Raoul Pal, global macro analyst and publisher of the of "Global Macro Investor," says that figures from the Economic Cycle Research Institute (ECRI) and the Institute for Supply Management (ISM) indicate that growth will be negative next year.
“The probability of us going into a second recession is very high,” Pal told CNBC. “Everything I look at in forward indicators suggest that we’re going to go there by Q1 next year … (these indicators) are not infallible, but they give you a high probability of what’s going to happen.”
“ISM (indicators) generally work 90 percent of the time.”

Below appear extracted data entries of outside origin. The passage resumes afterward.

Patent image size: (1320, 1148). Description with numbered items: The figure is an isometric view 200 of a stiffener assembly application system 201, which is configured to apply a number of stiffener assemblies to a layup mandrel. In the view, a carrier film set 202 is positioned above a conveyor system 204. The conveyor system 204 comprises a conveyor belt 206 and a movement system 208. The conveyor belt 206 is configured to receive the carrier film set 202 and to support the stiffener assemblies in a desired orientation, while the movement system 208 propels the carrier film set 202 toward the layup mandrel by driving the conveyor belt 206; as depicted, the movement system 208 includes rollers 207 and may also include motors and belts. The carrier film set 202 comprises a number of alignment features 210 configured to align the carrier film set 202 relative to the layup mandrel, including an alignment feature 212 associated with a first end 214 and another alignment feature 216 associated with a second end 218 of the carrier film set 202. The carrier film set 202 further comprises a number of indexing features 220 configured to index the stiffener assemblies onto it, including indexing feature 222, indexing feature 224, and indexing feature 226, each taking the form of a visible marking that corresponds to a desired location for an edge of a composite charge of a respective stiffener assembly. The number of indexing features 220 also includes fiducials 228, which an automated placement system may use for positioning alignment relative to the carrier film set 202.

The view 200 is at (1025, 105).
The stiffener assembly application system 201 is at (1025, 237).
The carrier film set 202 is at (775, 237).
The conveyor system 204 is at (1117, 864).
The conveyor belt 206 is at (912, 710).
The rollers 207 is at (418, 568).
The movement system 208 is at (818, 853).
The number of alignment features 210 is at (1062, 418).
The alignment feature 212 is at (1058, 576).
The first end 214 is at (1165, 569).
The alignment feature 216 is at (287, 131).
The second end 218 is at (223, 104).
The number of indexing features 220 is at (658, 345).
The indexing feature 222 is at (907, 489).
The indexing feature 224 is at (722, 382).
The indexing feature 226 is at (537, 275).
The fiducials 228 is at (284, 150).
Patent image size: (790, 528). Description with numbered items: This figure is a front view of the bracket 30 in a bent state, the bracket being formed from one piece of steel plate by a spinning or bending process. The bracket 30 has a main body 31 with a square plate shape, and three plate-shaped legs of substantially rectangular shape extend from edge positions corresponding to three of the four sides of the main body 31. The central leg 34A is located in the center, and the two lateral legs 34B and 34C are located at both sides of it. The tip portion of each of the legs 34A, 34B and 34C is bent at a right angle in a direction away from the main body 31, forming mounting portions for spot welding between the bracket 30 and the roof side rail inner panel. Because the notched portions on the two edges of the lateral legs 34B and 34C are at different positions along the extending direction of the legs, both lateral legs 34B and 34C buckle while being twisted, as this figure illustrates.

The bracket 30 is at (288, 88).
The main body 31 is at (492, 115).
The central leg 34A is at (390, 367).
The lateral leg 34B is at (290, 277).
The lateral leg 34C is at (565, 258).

Nonetheless, Pal thinks the dollar will go up. Given the sovereign debt crisis, “it’s much more risky to hold euros … and something like 50 percent of the world’s debt is denominated in dollars,” Pal says. “As people start to pay off or write off debt, the dollar goes up because you’re taking dollars out of the system.”
And of the Fed’s expected QE II, Pal says “There’s no real evidence that (quantitative easing) has worked in the past, so there’s no evidence it will work now. It’s a high risk thing for them to try and do.”
The Institute for Supply Management’s factory index dropped to 54.4 from 56.3 in August, Bloomberg reports, and manufacturing expanded in September at the slowest pace in 10 months.
Readings greater than 50 signal growth and economists forecast a decline to 54.5, according to the median estimate in a Bloomberg News survey.